Después, cuando crecimos, seguimos oliendo a vida fresca, a colonias Chispas y a champú Johnson. Volvíamos a casa en grupo sin que nuestros progenitores viniesen a recogernos, quedábamos en el reloj de la plaza sin necesidad alguna de mandarnos mensajes de móvil para saber dónde estábamos y hablábamos con los chicos cara a cara por temor a que al otro lado del teléfono contestasen sus madres. Los estilismos variaban gracias a los trapos prestados por amigas o hermanas y nuestro raquítico armario tenía espacio para sueños y modelitos recortados de alguna estrella de la Superpop. No voy a decir que fuésemos más felices, porque desconozco el estado de ánimo de las nuevas generaciones, pero sí que afirmo que nuestra infancia duraba hasta donde tocaba, rozando los dedos de una inocencia latente hasta pasados los veinte. Siempre ha habido de todo en este mundo del Señor, casos y casos, pero nuestro poder adquisitivo nos impedía viajar a otros países, alojarnos en establecimientos con estrellas, embriagarnos de alcohol y de otras sustancias más nocivas si cabe cada día, o hacer de los porros nuestra bienvenida y despedida al sol. Algunos estudiamos una carrera, salimos de casa para apreciarla más y no regresamos nunca al bozal de nuestras ambiciones.

Muchos escuchamos seriamente a nuestras madres y le respondimos que no, que si ‘Pepito’ nos instaba a tirarnos por un puente no le haríamos ni caso. La realidad es que no teníamos amigos ‘Pepito’ tan tontos como para poner sus vidas en peligro y lanzarse desde ventanas a piscinas o terrazas contiguas. Leímos con interés que no debíamos imitar a Supermán ni a los largartos de “V” y nos limitamos a beber calimocho con los pies anclados en el suelo.

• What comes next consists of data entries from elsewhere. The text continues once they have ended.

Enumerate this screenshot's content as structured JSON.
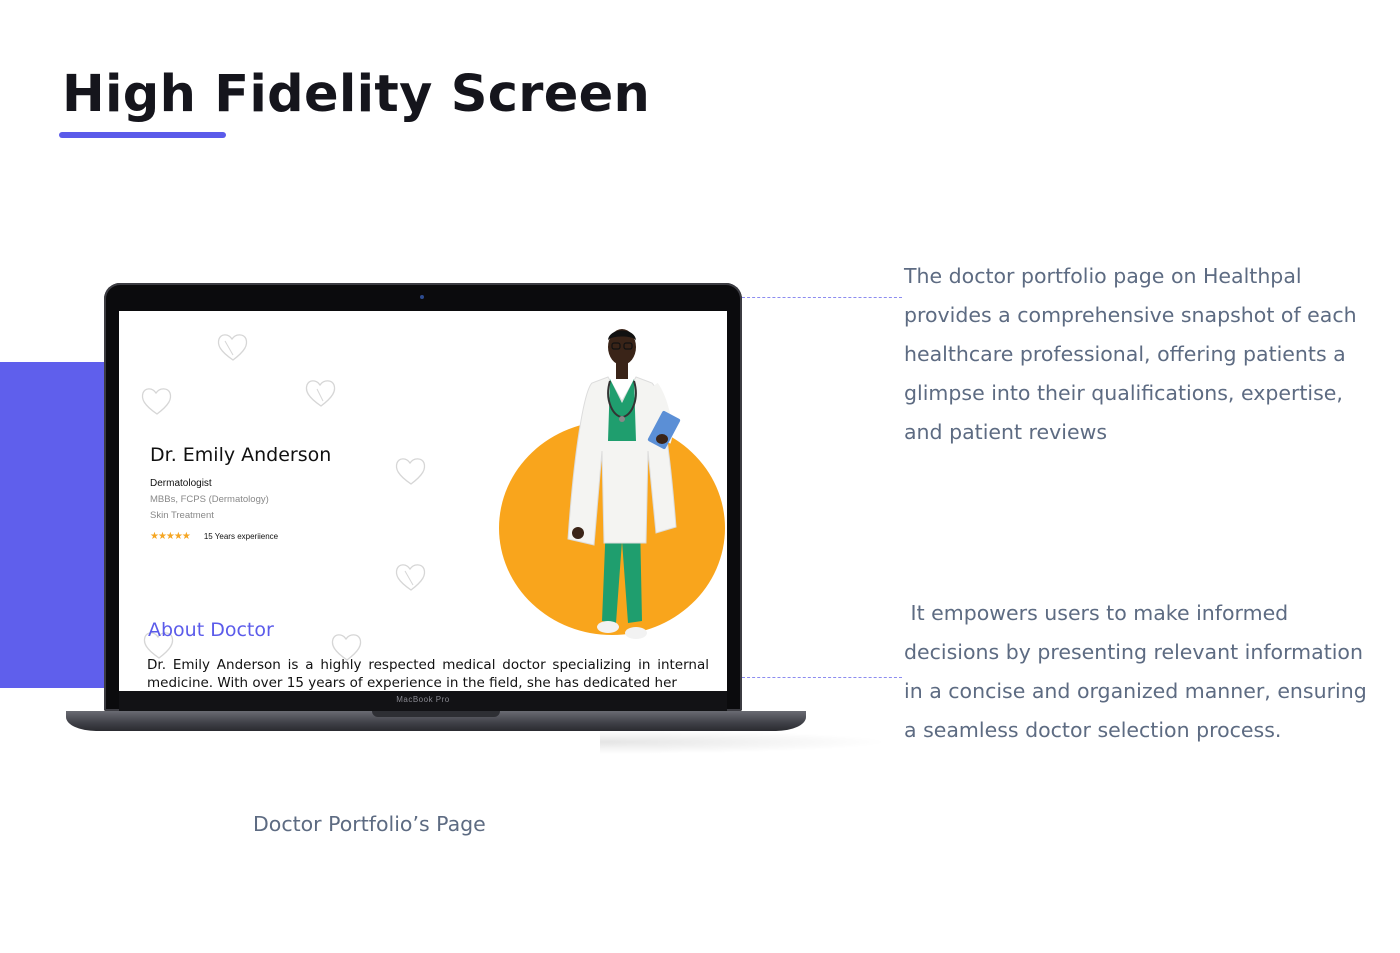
{
  "page": {
    "title": "High Fidelity Screen",
    "caption": "Doctor Portfolio’s  Page"
  },
  "descriptions": [
    "The doctor portfolio page on Healthpal provides a comprehensive snapshot of each healthcare professional, offering patients a glimpse into their qualifications, expertise, and patient reviews",
    " It empowers users to make informed decisions by presenting relevant information in a concise and organized manner, ensuring a seamless doctor selection process."
  ],
  "laptop": {
    "model_label": "MacBook Pro"
  },
  "doctor": {
    "name": "Dr. Emily Anderson",
    "specialty": "Dermatologist",
    "qualifications": "MBBs, FCPS (Dermatology)",
    "service": "Skin Treatment",
    "rating_stars": "★★★★★",
    "experience": "15 Years experiience",
    "about_title": "About Doctor",
    "about_text": "Dr. Emily Anderson is a highly respected medical doctor specializing in internal medicine. With over 15 years of experience in the field, she has dedicated her"
  },
  "colors": {
    "accent": "#5b5bea",
    "orange": "#f9a51c",
    "text_muted": "#5d6b82",
    "star": "#f5a623"
  },
  "icons": [
    "heart-outline-icon",
    "star-icon"
  ]
}
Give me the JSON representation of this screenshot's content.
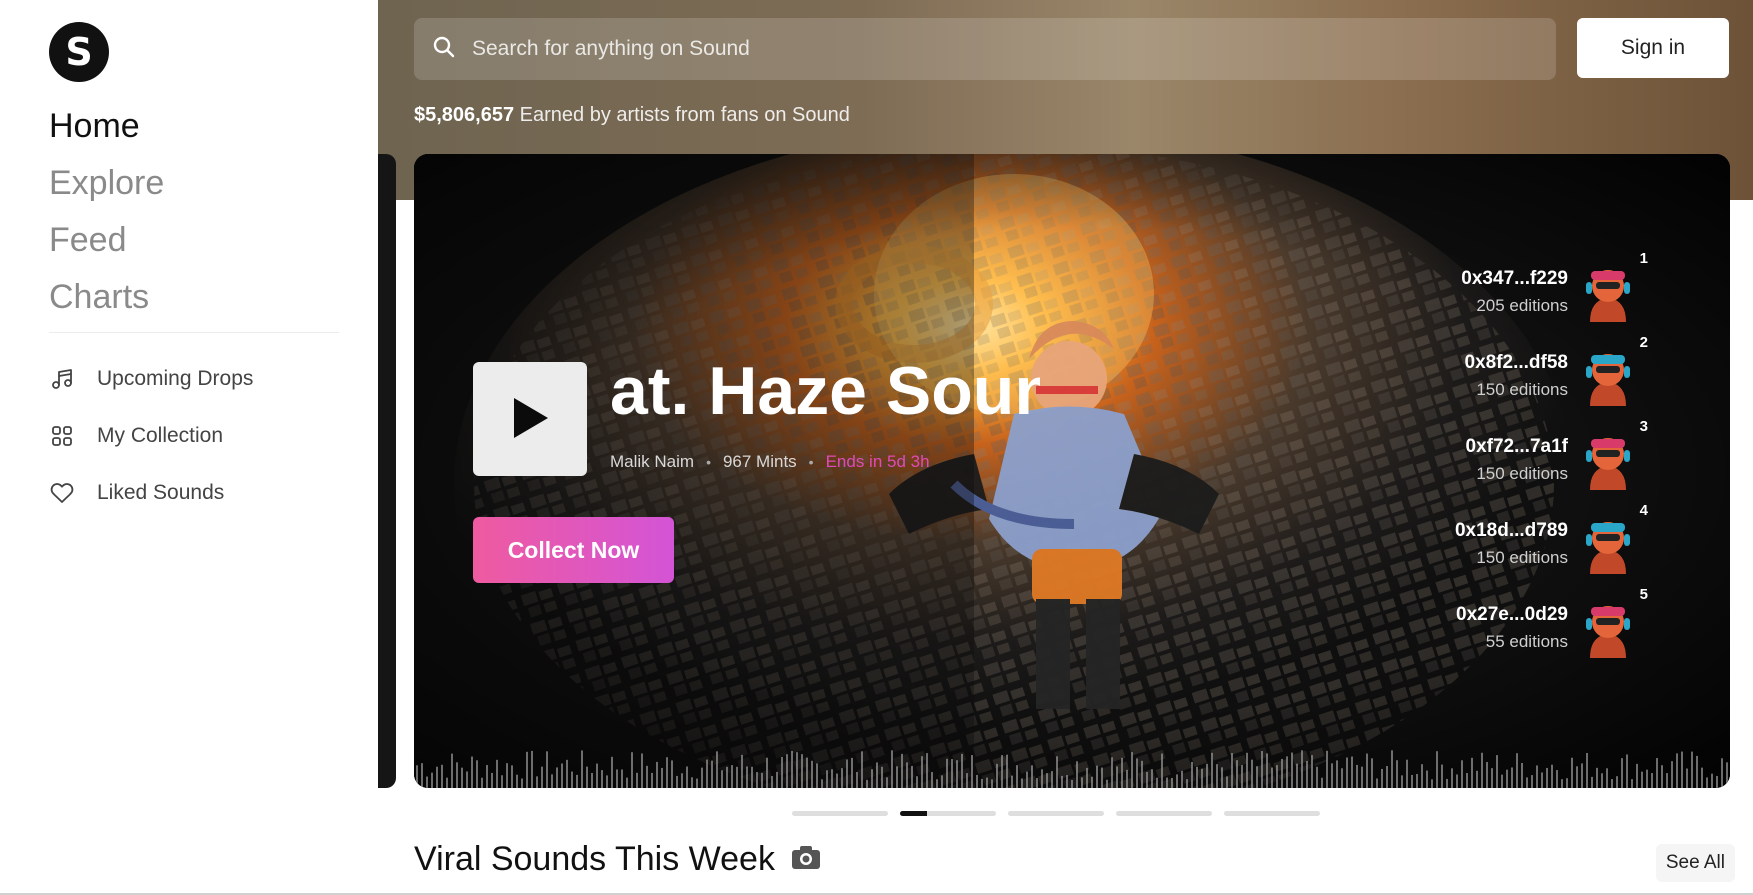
{
  "sidebar": {
    "logo_letter": "S",
    "nav": [
      {
        "label": "Home"
      },
      {
        "label": "Explore"
      },
      {
        "label": "Feed"
      },
      {
        "label": "Charts"
      }
    ],
    "sub_nav": [
      {
        "label": "Upcoming Drops",
        "icon": "music-note-icon"
      },
      {
        "label": "My Collection",
        "icon": "grid-icon"
      },
      {
        "label": "Liked Sounds",
        "icon": "heart-icon"
      }
    ]
  },
  "header": {
    "search_placeholder": "Search for anything on Sound",
    "signin_label": "Sign in",
    "earned_amount": "$5,806,657",
    "earned_text": "Earned by artists from fans on Sound"
  },
  "hero": {
    "title": "at. Haze  Sound",
    "artist": "Malik Naim",
    "mints": "967 Mints",
    "ends": "Ends in 5d 3h",
    "collect_label": "Collect Now",
    "collectors": [
      {
        "rank": "1",
        "address": "0x347...f229",
        "editions": "205 editions"
      },
      {
        "rank": "2",
        "address": "0x8f2...df58",
        "editions": "150 editions"
      },
      {
        "rank": "3",
        "address": "0xf72...7a1f",
        "editions": "150 editions"
      },
      {
        "rank": "4",
        "address": "0x18d...d789",
        "editions": "150 editions"
      },
      {
        "rank": "5",
        "address": "0x27e...0d29",
        "editions": "55 editions"
      }
    ]
  },
  "pager": {
    "count": 5,
    "active_index": 1,
    "active_progress": 0.28
  },
  "section": {
    "title": "Viral Sounds This Week",
    "see_all_label": "See All"
  },
  "colors": {
    "accent_pink": "#ef5ba0",
    "accent_purple": "#d354d6",
    "ends_text": "#e04ab8"
  }
}
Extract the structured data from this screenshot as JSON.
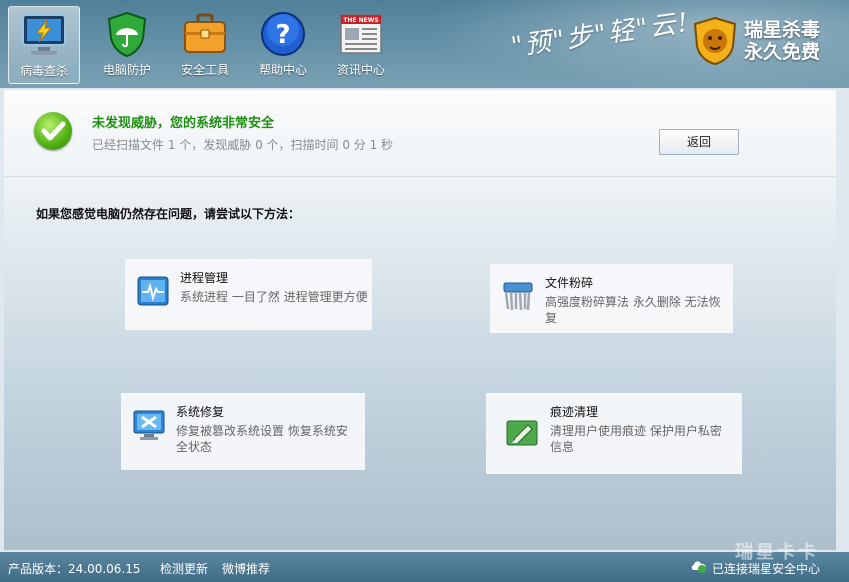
{
  "nav": {
    "items": [
      {
        "label": "病毒查杀",
        "icon": "virus-scan-monitor-icon"
      },
      {
        "label": "电脑防护",
        "icon": "shield-umbrella-icon"
      },
      {
        "label": "安全工具",
        "icon": "toolbox-icon"
      },
      {
        "label": "帮助中心",
        "icon": "help-question-icon"
      },
      {
        "label": "资讯中心",
        "icon": "newspaper-icon",
        "badge": "THE NEWS"
      }
    ]
  },
  "header": {
    "slogan": "\"预\"步\"轻\"云!",
    "brand_line1": "瑞星杀毒",
    "brand_line2": "永久免费"
  },
  "status": {
    "title": "未发现威胁，您的系统非常安全",
    "summary": "已经扫描文件 1 个，发现威胁 0 个，扫描时间 0 分 1 秒",
    "back_button": "返回"
  },
  "main": {
    "prompt": "如果您感觉电脑仍然存在问题，请尝试以下方法：",
    "tools": [
      {
        "name": "进程管理",
        "desc": "系统进程 一目了然 进程管理更方便",
        "icon": "process-monitor-icon"
      },
      {
        "name": "文件粉碎",
        "desc": "高强度粉碎算法 永久删除 无法恢复",
        "icon": "file-shredder-icon"
      },
      {
        "name": "系统修复",
        "desc": "修复被篡改系统设置 恢复系统安全状态",
        "icon": "system-repair-icon"
      },
      {
        "name": "痕迹清理",
        "desc": "清理用户使用痕迹 保护用户私密信息",
        "icon": "trace-cleaner-icon"
      }
    ]
  },
  "footer": {
    "version": "产品版本：24.00.06.15",
    "check_update": "检测更新",
    "weibo": "微博推荐",
    "cloud_status": "已连接瑞星安全中心",
    "watermark": "瑞星卡卡"
  },
  "colors": {
    "accent_green": "#1f8f12",
    "topbar": "#5c87a0"
  }
}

Noticias sobre ‘balconing’

Desde que ejerzo como periodista en Ibiza he escrito multitud de noticias empapadas con pena, incomprensión y empatía hacia quienes pierden a alguien lleno de vida por una acción tan estúpida como el apodado ‘balconing’. Durante las temporadas, entre cuatro y once chicos de visita en nuestra isla se despiden sin pensar en que ese salto es el último y sin medir las consecuencias de sus actos. Hay crónicas que no querríamos alumbrar nunca más por estúpidas, incomprensibles y surrealistas.

A fecha de hoy, y en lo que llevamos de 2015, son ya dos los jóvenes que no leerán este artículo ni volverán a escuchar con tedio los sermones de sus madres. Tal vez un anuncio divertido, irónico, vestido de humor negro y destinado a hacerles ver que es tan ridículo perder la vida por algo así empapelando los hoteles en los que se alojan, o sirviéndoles de cuadro en el baño, serviría para evitar esta lacra. “No saltes, cielo, manda a freír espárragos a ‘Peter’, vuelve y recuerda lo maravillosa que es esa isla blanca. Sal de casa con la sonrisa puesta y, sobre todo, regresa con ella”.